What We’re Reading and Listening to:
Rosemerry:
How does profound change happen? That’s the question that drives Eric Zimmer’s new book, How a Little Becomes a Lot: The Art of Small Changes for a More Meaningful Life. Zimmer is the host of the popular podcast The One You Feed, a podcast I love to listen to. In this book, inspired by Zen Buddhism, modern psychology, and Zimmer’s own story of battling a heroin addiction thirty years ago, Zimmer speaks of self-compassion and how we make choices congruent with our core values. There are simple practices, big questions, straightforward writing and compelling stories.
While the news does its best to tell us the facts, the poet meets the news with humanity. In The Radio Poems: Transmissions from Colorado, David J. Rothman approaches public events in Colorado with humor, paradox and musicality, honoring the complexities and nuances of our time. And though the poems are a few years old, reading them now we see how the adage rings true, everything old is new again—especially when told through poetry.
Christie:
You really must take a moment to read this delightful story by Katie L. Burke and Rebecca Byerly about people who love and want to protect hermit crabs. It’s far more interesting that it sounds!

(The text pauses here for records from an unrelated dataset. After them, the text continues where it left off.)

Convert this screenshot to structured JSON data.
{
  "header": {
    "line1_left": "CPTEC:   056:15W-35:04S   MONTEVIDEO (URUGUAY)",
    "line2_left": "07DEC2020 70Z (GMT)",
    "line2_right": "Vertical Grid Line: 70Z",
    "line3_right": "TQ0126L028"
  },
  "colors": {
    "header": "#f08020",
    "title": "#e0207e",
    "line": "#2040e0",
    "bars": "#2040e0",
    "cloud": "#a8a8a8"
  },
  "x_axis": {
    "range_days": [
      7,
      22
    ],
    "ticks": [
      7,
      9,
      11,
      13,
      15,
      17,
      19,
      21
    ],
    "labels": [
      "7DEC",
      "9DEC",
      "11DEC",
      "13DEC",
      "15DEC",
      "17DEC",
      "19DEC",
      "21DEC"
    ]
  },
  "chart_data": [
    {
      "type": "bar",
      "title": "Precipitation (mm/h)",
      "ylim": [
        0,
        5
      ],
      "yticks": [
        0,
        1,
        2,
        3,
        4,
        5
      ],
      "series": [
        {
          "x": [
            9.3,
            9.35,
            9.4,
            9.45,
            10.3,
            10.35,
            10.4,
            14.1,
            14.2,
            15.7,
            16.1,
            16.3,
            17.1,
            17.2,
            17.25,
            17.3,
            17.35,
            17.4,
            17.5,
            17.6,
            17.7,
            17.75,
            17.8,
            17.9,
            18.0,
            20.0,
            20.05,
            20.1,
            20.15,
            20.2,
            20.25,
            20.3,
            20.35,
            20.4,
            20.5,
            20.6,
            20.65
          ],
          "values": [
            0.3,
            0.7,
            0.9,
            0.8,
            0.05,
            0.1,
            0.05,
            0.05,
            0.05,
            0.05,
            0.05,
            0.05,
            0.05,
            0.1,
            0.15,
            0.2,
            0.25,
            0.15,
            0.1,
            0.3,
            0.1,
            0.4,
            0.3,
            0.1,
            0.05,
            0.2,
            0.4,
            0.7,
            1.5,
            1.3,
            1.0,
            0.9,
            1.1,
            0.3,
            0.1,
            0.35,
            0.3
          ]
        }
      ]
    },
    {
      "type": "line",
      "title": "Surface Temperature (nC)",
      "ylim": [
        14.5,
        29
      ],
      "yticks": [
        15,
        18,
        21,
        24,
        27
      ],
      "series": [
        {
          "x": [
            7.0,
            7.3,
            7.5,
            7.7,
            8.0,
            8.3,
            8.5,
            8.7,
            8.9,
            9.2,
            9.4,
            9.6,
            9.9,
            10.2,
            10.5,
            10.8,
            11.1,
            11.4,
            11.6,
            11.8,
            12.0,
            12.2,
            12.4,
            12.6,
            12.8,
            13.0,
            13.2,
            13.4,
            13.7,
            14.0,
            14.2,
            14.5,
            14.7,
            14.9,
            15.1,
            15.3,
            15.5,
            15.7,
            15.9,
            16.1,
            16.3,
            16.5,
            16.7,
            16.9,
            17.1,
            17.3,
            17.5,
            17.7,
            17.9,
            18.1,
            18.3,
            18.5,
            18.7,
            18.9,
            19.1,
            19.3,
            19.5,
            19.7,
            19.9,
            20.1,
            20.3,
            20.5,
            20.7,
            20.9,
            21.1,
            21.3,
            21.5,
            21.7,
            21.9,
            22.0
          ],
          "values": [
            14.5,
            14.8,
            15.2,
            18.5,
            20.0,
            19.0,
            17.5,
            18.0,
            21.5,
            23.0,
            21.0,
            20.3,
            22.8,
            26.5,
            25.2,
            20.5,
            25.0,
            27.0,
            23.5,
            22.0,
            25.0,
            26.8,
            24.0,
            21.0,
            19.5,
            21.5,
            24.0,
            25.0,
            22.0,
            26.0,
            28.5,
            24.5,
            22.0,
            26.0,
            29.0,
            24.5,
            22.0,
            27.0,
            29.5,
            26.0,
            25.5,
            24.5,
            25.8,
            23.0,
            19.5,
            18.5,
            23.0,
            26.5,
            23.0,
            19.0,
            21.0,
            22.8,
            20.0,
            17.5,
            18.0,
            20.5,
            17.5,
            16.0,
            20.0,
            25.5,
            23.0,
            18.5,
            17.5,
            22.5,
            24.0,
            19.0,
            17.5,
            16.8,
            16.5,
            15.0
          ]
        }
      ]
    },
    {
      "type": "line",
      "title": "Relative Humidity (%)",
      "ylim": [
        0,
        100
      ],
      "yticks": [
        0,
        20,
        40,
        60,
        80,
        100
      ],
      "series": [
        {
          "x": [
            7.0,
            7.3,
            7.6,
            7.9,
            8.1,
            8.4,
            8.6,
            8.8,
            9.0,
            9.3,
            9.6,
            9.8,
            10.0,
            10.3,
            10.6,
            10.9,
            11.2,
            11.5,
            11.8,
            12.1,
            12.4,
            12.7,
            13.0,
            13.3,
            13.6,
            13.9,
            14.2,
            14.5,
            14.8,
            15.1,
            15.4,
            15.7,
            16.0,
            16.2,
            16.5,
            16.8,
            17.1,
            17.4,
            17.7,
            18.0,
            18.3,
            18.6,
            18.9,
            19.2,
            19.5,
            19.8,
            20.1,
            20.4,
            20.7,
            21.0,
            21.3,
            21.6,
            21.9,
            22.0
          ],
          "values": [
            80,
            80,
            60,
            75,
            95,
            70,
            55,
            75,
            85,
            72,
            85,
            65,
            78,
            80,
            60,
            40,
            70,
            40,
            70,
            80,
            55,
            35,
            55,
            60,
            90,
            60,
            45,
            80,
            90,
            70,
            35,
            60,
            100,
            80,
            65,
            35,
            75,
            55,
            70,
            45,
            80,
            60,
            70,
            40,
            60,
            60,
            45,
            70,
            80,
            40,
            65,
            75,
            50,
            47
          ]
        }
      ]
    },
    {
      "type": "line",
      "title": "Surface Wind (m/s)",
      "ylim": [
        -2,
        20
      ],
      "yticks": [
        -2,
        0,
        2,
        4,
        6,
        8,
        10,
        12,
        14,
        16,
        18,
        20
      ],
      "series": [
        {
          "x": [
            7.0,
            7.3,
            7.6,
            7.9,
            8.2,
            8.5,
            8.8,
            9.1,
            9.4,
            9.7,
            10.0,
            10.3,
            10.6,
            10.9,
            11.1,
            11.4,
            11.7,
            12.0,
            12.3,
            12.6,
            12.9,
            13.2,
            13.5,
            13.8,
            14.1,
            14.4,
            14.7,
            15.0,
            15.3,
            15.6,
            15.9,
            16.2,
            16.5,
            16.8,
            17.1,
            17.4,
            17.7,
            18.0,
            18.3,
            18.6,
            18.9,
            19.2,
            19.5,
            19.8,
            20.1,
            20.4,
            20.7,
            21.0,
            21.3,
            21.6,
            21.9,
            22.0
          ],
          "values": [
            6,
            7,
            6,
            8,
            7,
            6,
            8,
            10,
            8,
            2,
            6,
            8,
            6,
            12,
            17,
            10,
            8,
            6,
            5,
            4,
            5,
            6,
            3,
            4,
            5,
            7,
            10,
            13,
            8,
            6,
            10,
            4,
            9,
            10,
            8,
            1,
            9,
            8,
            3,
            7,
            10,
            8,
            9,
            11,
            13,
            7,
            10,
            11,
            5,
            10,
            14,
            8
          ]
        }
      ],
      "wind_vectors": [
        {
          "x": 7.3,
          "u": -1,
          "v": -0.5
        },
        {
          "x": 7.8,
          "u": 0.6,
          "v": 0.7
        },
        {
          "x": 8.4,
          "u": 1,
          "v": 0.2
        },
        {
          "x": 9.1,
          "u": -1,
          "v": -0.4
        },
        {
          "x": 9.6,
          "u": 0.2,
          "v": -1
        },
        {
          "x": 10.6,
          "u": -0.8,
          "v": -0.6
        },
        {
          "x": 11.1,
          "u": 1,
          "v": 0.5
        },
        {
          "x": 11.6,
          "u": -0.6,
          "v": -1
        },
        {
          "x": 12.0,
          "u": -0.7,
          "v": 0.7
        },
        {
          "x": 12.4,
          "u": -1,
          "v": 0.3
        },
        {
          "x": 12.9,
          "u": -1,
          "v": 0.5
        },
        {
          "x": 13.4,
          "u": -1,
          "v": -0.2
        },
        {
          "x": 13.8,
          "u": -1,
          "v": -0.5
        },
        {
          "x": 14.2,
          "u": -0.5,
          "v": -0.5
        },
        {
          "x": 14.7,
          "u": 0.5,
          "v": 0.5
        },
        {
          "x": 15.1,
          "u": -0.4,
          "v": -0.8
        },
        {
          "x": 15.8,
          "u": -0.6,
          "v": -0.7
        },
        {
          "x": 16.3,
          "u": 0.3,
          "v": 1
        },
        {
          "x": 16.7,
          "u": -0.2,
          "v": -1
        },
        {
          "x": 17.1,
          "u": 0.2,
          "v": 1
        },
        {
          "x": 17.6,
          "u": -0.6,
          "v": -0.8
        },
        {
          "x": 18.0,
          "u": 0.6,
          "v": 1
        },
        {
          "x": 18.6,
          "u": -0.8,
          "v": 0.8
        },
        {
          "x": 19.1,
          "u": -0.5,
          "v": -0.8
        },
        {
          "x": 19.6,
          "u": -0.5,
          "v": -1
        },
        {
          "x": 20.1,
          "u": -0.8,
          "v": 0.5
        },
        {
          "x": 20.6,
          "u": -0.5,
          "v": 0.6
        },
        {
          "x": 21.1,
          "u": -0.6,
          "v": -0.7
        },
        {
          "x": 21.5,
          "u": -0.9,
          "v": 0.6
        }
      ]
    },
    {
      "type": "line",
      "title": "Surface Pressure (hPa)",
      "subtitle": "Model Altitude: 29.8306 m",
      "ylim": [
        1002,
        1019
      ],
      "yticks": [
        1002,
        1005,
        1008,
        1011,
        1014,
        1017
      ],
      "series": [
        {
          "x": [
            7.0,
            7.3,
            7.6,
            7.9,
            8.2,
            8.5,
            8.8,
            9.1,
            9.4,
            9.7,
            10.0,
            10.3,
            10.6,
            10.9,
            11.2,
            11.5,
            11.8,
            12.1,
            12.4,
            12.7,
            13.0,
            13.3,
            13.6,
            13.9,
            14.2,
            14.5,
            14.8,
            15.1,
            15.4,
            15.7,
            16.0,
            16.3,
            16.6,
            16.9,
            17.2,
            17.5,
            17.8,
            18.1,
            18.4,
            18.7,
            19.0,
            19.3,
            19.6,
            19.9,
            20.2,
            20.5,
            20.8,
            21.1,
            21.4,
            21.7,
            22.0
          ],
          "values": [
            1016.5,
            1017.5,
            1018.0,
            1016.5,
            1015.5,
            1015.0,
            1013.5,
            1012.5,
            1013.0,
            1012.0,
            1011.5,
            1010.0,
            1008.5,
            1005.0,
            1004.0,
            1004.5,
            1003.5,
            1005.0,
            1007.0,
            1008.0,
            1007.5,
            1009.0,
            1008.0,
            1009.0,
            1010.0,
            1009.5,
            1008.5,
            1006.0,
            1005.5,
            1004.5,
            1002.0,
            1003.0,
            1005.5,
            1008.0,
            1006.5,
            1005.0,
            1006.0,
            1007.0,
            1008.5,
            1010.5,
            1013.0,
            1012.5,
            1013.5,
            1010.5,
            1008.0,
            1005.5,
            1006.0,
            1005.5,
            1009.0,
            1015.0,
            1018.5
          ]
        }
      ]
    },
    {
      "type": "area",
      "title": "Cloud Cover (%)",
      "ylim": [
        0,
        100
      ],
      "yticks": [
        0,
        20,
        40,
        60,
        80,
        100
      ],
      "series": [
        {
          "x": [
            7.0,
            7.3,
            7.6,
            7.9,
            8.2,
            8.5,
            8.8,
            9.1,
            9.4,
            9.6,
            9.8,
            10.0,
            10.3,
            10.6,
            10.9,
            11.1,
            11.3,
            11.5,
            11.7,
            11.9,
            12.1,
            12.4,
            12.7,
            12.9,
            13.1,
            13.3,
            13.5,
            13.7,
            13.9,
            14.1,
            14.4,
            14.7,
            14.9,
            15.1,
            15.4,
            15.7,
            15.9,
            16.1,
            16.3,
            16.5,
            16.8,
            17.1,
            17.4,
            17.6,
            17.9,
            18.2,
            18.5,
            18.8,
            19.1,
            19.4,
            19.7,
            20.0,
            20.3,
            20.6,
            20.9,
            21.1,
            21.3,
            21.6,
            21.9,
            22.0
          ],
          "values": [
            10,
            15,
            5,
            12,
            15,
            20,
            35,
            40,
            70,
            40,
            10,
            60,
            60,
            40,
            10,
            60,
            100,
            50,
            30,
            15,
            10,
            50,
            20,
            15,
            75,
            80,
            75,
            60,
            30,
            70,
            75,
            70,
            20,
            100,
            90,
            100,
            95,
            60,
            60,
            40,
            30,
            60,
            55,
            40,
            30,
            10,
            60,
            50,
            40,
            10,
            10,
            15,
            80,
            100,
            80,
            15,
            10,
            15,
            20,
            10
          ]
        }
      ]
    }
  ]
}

My friend Julie wrote a stunning essay for the New York Times Modern Love series about her friend’s decision to end her life at Julie’s home. The essay, “May I End My Life With You?” is also about friendship and the burden of chronic disease. Sit down before you read it.
Give Up Rosemerry, He Wrote in His Letter
with thanks to Zhim
In fact, he didn’t write my name.
In fact, he wrote his own.
Inserting my own name came naturally.
Give up Rosemerry.
How thrilling the sentence became.
“A balancing counterweight,” he wrote,
“for a being who has extreme passion.”
The words swirl in me like a storm.
On a day when the news is of conquering
arrives this simple direction toward surrender.
I become a student of snow.
Give up Rosemerry. Give up.
What beauty arrives as I let go?
—Rosemerry Wahtola Trommer
A Note About Paid Subscriptions:
First, we want to thank ALL our subscribers! We are so grateful you join us in this conversation about what it is to engage with yourself, the world and others in a creative way. And a BIG thank you to our paid subscribers. You make this podcast possible. Only our paid subscribers receive our bonus episodes as a thank you for their financial support. This week we talk with Dimity about vulnerability as a creative superpower, finding time for joy and pleasure, why it’s important to tell the stories of the everyman who doesn’t conquer the world, and writing a book with a long shelf life.
Two Questions:
(share your answers with us here on Substack or in our FB group)
How has your creative identity changed over time?
What is your creative superpower?



I was in one line of creative work (music) and then after cancer was no longer hired. After being frustrated to the point of bitterness, I went back to school and got two degrees in another creative field (art). It was very humbling to start all over again after being very good at what I did. I was fortunate to have a good support system and I think that the years of preparing for my first "life" helped me understand that I wasn't going to be able to just start being someone else, but there were a lot of times where I truly wondered if I could do this and even though I am now enjoying my "second life", I envy those who have been doing this all their lives and have the resumes to show for it.
Thanks for your poem. Your question about creativity identity reminded me that my creative identity threads my whole identity. Even the simple things, like figuring out how to shift my perspective when I discover the bathroom door at the coffee shop is locked, and I have to wait in line, require a fair amount of creative thinking. Is it art? It might be, depending on what I choose to do while waiting in line. Keep up the good work.